BY SAMANTHA PANGRAZIO
Department of Homeland Security avoids shutdown with 7-day funding extension
Congress passed a bill to provide funding to Homeland Security for another week after coming close to a partial shutdown of the department. The GOP-dominated House wanted to deliberate options that could repeal President Obama’s controversial executive immigration mandate. If an agreement is not reached after this week, the United States could face real threats to national security with terrorism brewing strongly in the Middle East. Many senators believe the immigration mandate is unconstitutional, leaving several loopholes that could prove destructive to security and the economy.
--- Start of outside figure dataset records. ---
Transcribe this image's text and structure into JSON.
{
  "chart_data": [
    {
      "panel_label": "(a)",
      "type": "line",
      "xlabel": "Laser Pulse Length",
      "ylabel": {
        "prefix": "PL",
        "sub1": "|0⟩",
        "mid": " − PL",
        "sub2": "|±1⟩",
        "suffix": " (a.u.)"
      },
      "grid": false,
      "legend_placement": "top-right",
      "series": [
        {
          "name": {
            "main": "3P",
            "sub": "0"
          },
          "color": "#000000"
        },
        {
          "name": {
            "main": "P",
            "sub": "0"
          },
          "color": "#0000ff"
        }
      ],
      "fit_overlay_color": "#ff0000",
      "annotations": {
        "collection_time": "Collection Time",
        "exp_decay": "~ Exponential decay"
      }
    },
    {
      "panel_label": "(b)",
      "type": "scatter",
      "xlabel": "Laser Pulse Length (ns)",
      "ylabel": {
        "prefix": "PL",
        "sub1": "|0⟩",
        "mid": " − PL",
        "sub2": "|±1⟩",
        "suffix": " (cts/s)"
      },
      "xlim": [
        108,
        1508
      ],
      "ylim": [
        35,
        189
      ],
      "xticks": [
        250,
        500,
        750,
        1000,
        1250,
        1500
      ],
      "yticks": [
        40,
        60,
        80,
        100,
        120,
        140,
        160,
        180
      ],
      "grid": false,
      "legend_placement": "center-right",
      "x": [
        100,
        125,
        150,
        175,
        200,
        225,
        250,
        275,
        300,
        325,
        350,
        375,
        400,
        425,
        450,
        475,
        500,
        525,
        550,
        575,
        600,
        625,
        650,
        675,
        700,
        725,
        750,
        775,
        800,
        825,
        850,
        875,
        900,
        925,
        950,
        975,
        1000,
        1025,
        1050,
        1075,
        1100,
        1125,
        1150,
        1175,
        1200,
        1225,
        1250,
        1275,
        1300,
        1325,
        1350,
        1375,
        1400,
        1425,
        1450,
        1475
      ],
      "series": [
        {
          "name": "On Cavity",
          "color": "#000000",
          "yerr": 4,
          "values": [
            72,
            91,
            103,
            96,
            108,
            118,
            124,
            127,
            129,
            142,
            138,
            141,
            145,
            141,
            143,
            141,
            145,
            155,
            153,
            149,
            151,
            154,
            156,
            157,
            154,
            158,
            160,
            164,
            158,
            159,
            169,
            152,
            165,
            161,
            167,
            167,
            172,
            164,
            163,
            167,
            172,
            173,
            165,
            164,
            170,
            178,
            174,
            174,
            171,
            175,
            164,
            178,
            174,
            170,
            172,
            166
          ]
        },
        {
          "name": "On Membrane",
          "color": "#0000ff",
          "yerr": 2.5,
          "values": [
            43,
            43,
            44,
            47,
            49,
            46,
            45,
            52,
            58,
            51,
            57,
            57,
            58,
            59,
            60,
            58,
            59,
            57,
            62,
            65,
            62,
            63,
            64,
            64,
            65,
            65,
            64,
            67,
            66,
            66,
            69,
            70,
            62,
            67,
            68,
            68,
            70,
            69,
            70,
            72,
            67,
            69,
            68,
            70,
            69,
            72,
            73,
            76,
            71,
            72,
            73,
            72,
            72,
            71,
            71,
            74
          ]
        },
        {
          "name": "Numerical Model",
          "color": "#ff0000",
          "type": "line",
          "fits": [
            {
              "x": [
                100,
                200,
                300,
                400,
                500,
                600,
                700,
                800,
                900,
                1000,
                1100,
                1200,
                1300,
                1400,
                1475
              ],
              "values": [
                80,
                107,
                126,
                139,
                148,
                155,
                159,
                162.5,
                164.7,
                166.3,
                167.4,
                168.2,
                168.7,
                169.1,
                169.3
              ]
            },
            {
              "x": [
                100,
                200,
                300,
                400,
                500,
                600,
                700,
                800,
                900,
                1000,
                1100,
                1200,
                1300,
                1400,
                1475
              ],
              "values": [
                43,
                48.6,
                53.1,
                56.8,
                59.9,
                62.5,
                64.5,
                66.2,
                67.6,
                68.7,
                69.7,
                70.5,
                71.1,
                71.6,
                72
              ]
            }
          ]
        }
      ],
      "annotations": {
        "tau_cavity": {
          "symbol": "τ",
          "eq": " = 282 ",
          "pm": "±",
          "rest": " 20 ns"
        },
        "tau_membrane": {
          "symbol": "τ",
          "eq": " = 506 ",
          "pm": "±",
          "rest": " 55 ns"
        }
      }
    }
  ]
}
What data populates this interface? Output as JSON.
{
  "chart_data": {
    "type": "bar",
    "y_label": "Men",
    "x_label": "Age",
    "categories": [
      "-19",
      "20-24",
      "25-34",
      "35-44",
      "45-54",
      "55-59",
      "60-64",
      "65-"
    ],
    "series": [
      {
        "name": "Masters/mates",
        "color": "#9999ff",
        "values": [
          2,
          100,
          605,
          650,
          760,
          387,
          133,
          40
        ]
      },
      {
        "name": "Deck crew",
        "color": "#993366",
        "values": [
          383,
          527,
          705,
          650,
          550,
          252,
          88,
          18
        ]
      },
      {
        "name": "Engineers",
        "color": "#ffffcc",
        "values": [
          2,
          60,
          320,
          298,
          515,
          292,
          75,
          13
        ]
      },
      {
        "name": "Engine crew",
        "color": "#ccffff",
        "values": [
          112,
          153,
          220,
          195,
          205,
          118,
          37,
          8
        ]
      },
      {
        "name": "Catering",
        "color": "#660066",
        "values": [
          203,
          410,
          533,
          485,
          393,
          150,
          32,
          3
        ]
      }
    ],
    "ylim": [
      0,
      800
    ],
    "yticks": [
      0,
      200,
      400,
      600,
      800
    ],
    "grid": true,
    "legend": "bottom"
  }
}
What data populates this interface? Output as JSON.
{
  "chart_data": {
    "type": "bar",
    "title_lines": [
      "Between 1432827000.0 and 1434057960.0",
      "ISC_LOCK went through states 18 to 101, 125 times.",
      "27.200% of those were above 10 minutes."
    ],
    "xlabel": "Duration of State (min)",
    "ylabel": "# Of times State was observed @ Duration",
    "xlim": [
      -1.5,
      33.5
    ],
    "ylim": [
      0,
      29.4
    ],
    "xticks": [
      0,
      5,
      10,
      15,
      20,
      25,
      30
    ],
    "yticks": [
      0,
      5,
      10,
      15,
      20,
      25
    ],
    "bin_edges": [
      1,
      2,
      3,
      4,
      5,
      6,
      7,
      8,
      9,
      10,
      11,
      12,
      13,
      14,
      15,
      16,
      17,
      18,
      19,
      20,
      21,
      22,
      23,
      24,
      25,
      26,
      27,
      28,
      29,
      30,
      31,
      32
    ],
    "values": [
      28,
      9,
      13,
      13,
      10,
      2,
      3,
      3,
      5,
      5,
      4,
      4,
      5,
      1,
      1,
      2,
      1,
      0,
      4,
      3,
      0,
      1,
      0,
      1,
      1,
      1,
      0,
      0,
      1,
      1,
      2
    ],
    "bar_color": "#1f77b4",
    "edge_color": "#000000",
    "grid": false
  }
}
Victims of forced sterilization to receive compensation
The state of Virginia, under a law called the Virginia Eugenical Sterilization Act, forced involuntary sterilization upon 7,000 victims from 1924 to 1979. Victims were individuals that the state deemed “genetically defective” and were sterilized in the name of “improving humankind genetics.” Presently, eugenics is condemned nationally because of its severe restriction of human freedom. Virginia is the second state to seek compensation for victims, following North Carolina in 2013. It is estimated that 65,000 Americans in 33 states were victims of this practice.
San Diego settlement gives Mexican immigrants a second chance to stay in U.S.
Up to 30,000 immigrants from Mexico voluntarily expelled in southern California will receive a second opportunity to apply for citizenship. The American Civil Liberties Union of Los Angeles and San Diego filed the lawsuit against Homeland Security officials claiming the officials used deceptive tactics to persuade Mexicans to leave the United States voluntarily. They claim the immigrants were not fully informed of the consequences of their decision – including a 10-year ban on applying for citizenship. Those who fit the criteria and were deported from June 2009 through August 2014 are now eligible for re-entry to make their case.